Beer, Beer, Thank God for Beer

Beer.

Beer.

Thank God for beer.

It’s my way of keeping,

my mind fresh and clear —

These are the words to a song my cousin Vance wrote and produced in the 80’s for Cincinnati radio’s WEBN song contest. He was one of the winners, not surprisingly. Because if there’s one thing Cincinnatians love (besides pigs), it’s beer.

We are a town built on German heritage and a large part of that heritage revolves around lager. German lager. Hearty, substantial, Deutsch-born lager. In addition to the pork industry, Cincinnati was a brewing giant in America, with 32 breweries in the city, employing 30-40,000 people in what’s known as Over-the-Rhine. Even the name Over-the-Rhine (which yes-inspired the name of the band) was named so because of beer. The area got its name because some local residents said that crossing over the area canals into the brewery district was like crossing the Rhine River into Germany.

A view of the Over-the-Rhine district. You can see the German influence on its architecture.

I knew some of this from growing up in Cincinnati, but learned even more when I took American Legacy Tours’ Underground Cincinnati tour. I had no idea that there were approximately 100 beer tunnels beneath the streets I’d walked on all my life. I was dying to go down and see one for myself.

Inside the tunnels on the Underground Cincinnati Tour.

They looked much like the bomb shelter  I explored in Manchester, England; the same shape and atmosphere. But the tunnels beneath Cincinnati weren’t used to save lives. They were used to make and store beer. Or maybe they were used to save lives — a German beer city needed its beer. We thrived on it and eventually suffered as the breweries came under attack during Prohibition. That terrible time in history nearly brought Cincinnati to its knees.

We weren’t just beer brewers; we were beer drinkers! An estimated 40-gallons-per-man-woman-and-child-kind-of-drinkers. Making that illegal had to hurt.

And it did.

Long established breweries such as Christian Moerlein, Muhlhauser, and Burger Beer suffered. Others switched to root beer to stay afloat. Some, like Hudepohl and Little Kings, did eventually survive. Cincinnatians are as hearty as their beer.

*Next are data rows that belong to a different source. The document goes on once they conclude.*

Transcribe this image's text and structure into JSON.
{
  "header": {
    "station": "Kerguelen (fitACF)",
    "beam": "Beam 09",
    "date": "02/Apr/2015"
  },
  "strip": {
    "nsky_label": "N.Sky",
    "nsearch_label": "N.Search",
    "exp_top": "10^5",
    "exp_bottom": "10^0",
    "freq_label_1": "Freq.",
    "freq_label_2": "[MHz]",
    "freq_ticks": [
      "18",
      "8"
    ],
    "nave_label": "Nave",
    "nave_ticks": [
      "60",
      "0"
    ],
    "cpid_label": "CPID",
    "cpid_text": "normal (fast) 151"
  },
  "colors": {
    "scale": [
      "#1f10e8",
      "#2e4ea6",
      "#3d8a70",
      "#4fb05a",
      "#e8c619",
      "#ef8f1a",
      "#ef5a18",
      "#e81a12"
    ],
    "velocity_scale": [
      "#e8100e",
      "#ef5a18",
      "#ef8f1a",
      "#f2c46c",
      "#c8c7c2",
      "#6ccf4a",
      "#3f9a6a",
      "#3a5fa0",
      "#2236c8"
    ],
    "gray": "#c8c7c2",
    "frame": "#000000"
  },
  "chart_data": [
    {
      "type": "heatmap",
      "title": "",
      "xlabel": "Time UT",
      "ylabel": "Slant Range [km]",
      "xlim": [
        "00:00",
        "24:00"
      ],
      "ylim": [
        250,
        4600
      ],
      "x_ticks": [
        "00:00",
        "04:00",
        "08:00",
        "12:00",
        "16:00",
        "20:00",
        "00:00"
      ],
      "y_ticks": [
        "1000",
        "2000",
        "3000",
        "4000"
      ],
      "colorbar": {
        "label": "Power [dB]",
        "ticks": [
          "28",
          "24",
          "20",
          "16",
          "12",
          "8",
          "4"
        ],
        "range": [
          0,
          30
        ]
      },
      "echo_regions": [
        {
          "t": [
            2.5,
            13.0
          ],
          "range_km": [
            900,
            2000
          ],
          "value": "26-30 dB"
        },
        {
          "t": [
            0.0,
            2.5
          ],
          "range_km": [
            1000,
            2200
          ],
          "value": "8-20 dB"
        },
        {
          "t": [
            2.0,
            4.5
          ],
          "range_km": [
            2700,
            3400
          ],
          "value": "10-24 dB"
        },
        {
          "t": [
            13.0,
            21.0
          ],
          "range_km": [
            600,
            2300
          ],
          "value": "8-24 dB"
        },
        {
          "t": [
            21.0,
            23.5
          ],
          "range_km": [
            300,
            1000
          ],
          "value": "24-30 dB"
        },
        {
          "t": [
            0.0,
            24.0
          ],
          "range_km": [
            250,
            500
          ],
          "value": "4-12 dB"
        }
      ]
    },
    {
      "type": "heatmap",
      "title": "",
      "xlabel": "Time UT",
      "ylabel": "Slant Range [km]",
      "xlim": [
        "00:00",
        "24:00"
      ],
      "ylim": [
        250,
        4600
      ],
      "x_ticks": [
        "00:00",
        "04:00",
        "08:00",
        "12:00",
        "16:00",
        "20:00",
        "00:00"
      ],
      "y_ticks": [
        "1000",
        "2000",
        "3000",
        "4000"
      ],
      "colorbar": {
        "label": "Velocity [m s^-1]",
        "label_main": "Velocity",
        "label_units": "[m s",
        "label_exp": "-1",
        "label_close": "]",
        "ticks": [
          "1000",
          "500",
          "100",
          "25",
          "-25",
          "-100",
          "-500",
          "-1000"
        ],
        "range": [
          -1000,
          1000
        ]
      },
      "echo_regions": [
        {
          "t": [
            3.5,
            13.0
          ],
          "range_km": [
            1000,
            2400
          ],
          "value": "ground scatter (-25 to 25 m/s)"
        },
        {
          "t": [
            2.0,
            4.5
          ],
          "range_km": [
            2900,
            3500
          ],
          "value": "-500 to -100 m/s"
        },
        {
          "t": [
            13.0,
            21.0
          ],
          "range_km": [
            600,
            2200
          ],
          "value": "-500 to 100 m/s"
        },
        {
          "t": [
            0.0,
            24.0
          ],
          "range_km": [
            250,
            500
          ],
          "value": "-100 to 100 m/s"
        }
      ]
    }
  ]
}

Now there’s a resurgence in Cincinnati brews. Christian Moerlein just opened again in downtown Cincinnati. Other breweries plan to come back. We’re celebrating our heritage and resurrecting it again. If you’re in Cincinnati and you take the Underground Tour, I’d definitely plan to make a stop afterward to taste the beer. According to my cousin, it keeps the “mind fresh and clear.” And keeps Cincinnati breweries in business. 🙂

13 responses to “Beer, Beer, Thank God for Beer

    • Now this is pure speculation at this point, but there was some talk on the tour about adding a bar or at least a small drinking spot down in the tunnels. (Cincinnati beer, of course.) But the problem is restrooms. They can’t have a drinking establishment without restrooms.

    • I guess I never thought about it before. Maybe Ohio does seem like a strange place. Maybe not. I’m not sure whether the location of a brewery has much effect. But I’ll tell you this (which surprised me), we have wineries nearby, too!

  1. Just like you, I’m a beer girl. All of my friends drink wine, and while they’re staring at the ceiling at 2:00 a.m. from a huge sugar rush, my carbs have pushed me into a deep, long sleep. =)

  2. Yay for beer! Living in Milwaukee has turned me into an expert. My girlfriends in other states are like…huh? I always say, “You haven’t had any good beer yet. That’s why you think you don’t like it.” These beer tunnels look neat!

    • Apparently, Cincinnati used to rival Milwaukee as far as brewery towns. I didn’t like beer much when I was younger, but now that I’ve had better beer, it’s definitely become more of a drink of choice.

  3. Pingback: Kentucky Gangsters | Browsing The Atlas·

  4. I may have contacted you before. I loved your cousin’s song. I went to DePauw in Indiana and one of the girls on my floor freshman year had the WEBN ‘album’ with “The Beer Song” on it. Now 36 years later I can still sing the whole song including the beer can opening sound at the end. At one point I had found a recording of the song on the internet. I have since lost the website. Any idea where I could find it again. My version is good but his recording was awesome. Any help you could give would be great.